Первое, что я увидела там, это смущенное лицо моего гражданского супруга.
— Ты чего пришла? — совсем не в своем стиле спросил он.
— Ты отлично знаешь.
Несколько мгновений он молчал.
— Да, я решил ничего не откладывать. Наш репертуар требует обновления.
— Согласна. Но почему так стремительно? И почему узнаю об этом не от тебя, а из объявления на доске объявлений?
— Не хотелось тебя расстраивать.
— Чем именно? То, что не мне достанется главная роль? Но я же сама предложила отдать ее Аглае.
— Я не был уверен, что это серьезно.
— И потому решил подстраховаться. Тебе не кажется, что это выглядит как-то странно?
— Прости, я, в самом деле, не знал, как следует поступать в такой ситуации. — Эрик вдруг вышел из-за стола, подошел ко мне и прижал к себе. — Не сердись, но иногда возникают такие странные ситуации, когда сам не до конца понимаешь, что происходит.

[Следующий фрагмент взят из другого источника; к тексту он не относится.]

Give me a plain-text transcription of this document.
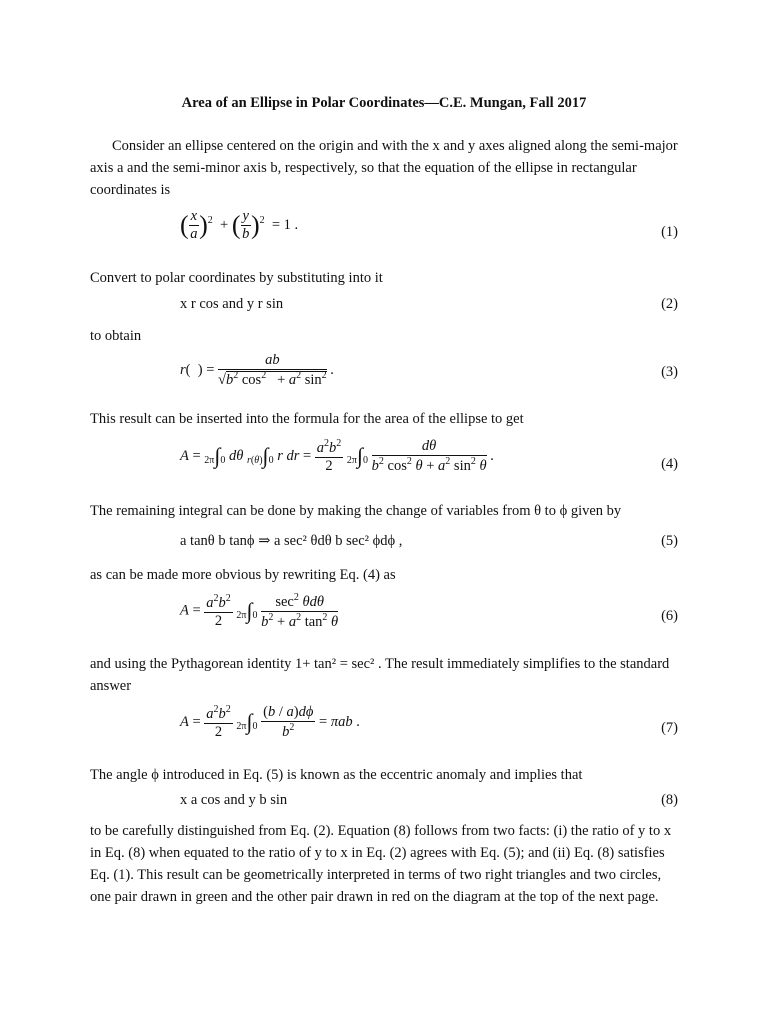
Area of an Ellipse in Polar Coordinates—C.E. Mungan, Fall 2017
Consider an ellipse centered on the origin and with the x and y axes aligned along the semi-major axis a and the semi-minor axis b, respectively, so that the equation of the ellipse in rectangular coordinates is
( $\frac{x}{a} )^2$  + ( $\frac{y}{b} )^2 = 1$ .	(1)
Convert to polar coordinates by substituting into it
x r cos and y r sin	(2)
to obtain
r(  ) = $\frac{ab}{√b^2 \cos^2 + a^2 \sin^2}$ .	(3)
This result can be inserted into the formula for the area of the ellipse to get
A = 2π∫0 dθ r(θ)∫0 r dr = $\frac{a^2b^2}{2} 2\pi\int 0 \frac{d\theta}{b^2 \cos^2 \theta + a^2 \sin^2 \theta}$ .
(4)
The remaining integral can be done by making the change of variables from θ to ϕ given by
a tanθ b tanϕ ⇒ a sec² θdθ b sec² ϕdϕ ,	(5)
as can be made more obvious by rewriting Eq. (4) as
$A = \frac{a^2b^2}{2} 2\pi\int 0 \frac{\sec^2 \theta d\theta}{b^2 + a^2 \tan^2 \theta}$	(6)
and using the Pythagorean identity 1+ tan² = sec² . The result immediately simplifies to the standard answer
$A = \frac{a^2b^2}{2} 2\pi\int 0 \frac{(b / a)d\phi}{b^2} = \pi ab$ .	(7)
The angle ϕ introduced in Eq. (5) is known as the eccentric anomaly and implies that
x a cos and y b sin	(8)
to be carefully distinguished from Eq. (2). Equation (8) follows from two facts: (i) the ratio of y to x in Eq. (8) when equated to the ratio of y to x in Eq. (2) agrees with Eq. (5); and (ii) Eq. (8) satisfies Eq. (1). This result can be geometrically interpreted in terms of two right triangles and two circles, one pair drawn in green and the other pair drawn in red on the diagram at the top of the next page.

Он поцеловал меня в губы и несколько минут мы целовались. Вообще, все это выглядело странным; что-то было сюрреалистическим и в нашем разговоре, и в последующих за ним поцелуев.
Я первая прервала наши лобзанья.
— У меня к тебе просьба.
— Конечно, родная, все, что угодно.
— Успокойся, так много я не прошу. Я хочу получить роль Веры.
Эта роль была совсем небольшой, за весь спектакль всего три выхода на сцену. Но она мне понравилась своей живостью и искренностью. Я даже удивилась, как драматург, написавший довольно кондовую пьесу, сумел создать столь привлекательный образ. Мне вдруг захотелось его сыграть.
— Веры? — удивился Эрик. — Но это же не значительная роль. Тебе не позволяет ее играть твой статус.
— А я хочу.
Эрик задумался.
— Вообще-то я собирался поручить эту роль Касаткиной. Она и без того мало играет.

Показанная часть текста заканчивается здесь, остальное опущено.